Vaporizable Formulation of 5-MeO-DMT and THCV as Prophylactic or Therapeutic Agent for Treatment-Resistant Depression (TRD) and Anxiety Disorders

Preprints.org February 9, 2026 Philippe Henry preprint

A novel treatment approach for treatment-resistant depression and chronic anxiety combines the rapid neuroplastic effects of the psychedelic 5-MeO-DMT with the anxiolytic properties of the cannabinoid THCV, delivered via a precision vaporization device. The THCV acts as a 'cushion' to prevent the panic and acute activity increase often triggered by high-potency psychedelics, while allowing the tryptamine to promote synaptic growth and reset the Default Mode Network. This synergistic combination aims to provide more effective and tolerable relief than existing antidepressants, which require weeks to work and do not address synaptic atrophy.

Activity-Dependent Neural Rewiring: Mechanisms of Psilocybin-Induced Cortical Network Reorganization

Zenodo (CERN European Organization for Nuclear Research) February 6, 2026 Zen Revista

Psilocybin, a psychedelic compound, triggers activity-dependent rewiring of large-scale cortical networks. Using monosynaptic rabies viral tracing in mice, researchers mapped brain-wide inputs to pyramidal neurons in the dorsal medial frontal cortex. Psilocybin strengthened pathways routing sensory and retrosplenial inputs to subcortical targets while weakening cortico-cortical recurrent loops. This reorganization depends on neural activity during drug administration, shown through chemogenetic silencing. These findings offer insights into psychedelic mechanisms and suggest combining targeted neuromodulation with psychedelic treatment to enhance therapeutic outcomes for mental health disorders.

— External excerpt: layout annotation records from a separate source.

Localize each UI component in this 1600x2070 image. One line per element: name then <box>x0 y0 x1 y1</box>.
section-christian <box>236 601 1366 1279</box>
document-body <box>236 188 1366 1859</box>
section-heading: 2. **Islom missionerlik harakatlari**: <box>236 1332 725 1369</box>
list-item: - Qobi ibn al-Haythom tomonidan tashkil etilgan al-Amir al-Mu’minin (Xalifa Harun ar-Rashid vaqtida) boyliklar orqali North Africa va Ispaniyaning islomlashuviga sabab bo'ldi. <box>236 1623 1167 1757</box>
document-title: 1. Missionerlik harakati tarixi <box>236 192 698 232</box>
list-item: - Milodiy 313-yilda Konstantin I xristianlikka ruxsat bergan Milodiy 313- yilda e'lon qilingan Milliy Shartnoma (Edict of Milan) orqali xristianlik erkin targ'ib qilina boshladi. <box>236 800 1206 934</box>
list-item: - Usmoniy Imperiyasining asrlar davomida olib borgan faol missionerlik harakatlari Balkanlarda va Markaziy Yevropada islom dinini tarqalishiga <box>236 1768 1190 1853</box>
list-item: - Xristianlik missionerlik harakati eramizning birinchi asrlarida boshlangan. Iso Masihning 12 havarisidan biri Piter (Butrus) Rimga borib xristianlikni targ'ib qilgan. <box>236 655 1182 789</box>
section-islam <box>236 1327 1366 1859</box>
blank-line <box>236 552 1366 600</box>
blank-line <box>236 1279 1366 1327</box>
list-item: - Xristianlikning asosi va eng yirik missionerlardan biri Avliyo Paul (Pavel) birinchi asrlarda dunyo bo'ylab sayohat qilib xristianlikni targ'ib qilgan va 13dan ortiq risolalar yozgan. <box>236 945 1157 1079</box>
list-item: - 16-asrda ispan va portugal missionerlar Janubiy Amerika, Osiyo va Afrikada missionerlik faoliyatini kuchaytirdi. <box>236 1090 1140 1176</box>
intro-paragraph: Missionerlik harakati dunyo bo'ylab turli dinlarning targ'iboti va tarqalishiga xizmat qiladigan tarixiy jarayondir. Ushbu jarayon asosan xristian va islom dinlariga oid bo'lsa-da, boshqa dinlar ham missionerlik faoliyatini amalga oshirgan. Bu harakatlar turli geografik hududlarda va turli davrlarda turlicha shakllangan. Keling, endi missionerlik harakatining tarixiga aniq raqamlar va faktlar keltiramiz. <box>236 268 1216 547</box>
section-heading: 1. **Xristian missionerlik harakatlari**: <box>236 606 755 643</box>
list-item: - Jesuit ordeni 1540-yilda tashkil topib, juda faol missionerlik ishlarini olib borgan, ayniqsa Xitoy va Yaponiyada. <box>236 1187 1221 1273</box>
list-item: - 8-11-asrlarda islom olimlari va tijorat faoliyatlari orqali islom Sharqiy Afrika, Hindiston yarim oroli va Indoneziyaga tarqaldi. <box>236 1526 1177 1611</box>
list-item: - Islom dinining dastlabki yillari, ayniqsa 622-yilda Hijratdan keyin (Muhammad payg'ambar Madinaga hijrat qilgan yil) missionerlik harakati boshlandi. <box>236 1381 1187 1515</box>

Spatiotemporal mapping of brain organisation following the administration of 2C-B and psilocybin

Molecular Psychiatry February 3, 2026 Pablo Mallaroni, S. Parker Singleton, Natasha L. Mason et al.

The psychedelic phenethylamine 2C-B produces less dysphoria and subjective impairment than the tryptamine psilocybin. In 22 healthy volunteers, 7 Tesla resting-state functional MRI mapped acute effects of matched doses of 20 mg 2C-B, 15 mg psilocybin, and placebo. Both compounds selectively reduced intranetwork static functional connectivity while broadly increasing between-network and subcortical-cortical connectivity. Compared to psilocybin, 2C-B showed less pronounced reductions in between-network dynamic connectivity variability but elevated transmodal static connectivity. Both increased brain complexity similarly. PET density modeling linked neural effects to differences in monoaminergic transporter and serotonergic receptor binding beyond 5-HT2A. Behavioral markers of psychedelic effects reflected decoupling of the transmodal axis of functional brain organization.

Ayahuasca modulation of traumatic-like fear memories requires infralimbic cortex BDNF-dependent mechanisms in rats.

European neuropsychopharmacology : the journal of the European College of Neuropsychopharmacology February 1, 2026 Isabel Werle, Francisco S Guimarães, Rafael G Dos Santos et al.

Ayahuasca, a brew containing the psychedelic DMT, helps rodents overcome persistent and generalized fear memories by boosting brain-derived neurotrophic factor (BDNF) signaling in the infralimbic (IL) region of the medial prefrontal cortex. In rats exposed to stress or high-intensity fear conditioning, repeated ayahuasca (0.3 mg/kg DMT) enhanced extinction learning and its retention, and reduced fear generalization. These effects were blocked by infusing an anti-BDNF antibody or a TrkB receptor antagonist into the IL cortex. The reduction in fear generalization depended on BDNF in females but not males. The findings suggest psychedelics may aid in treating difficult-to-extinguish trauma memories, such as those in PTSD.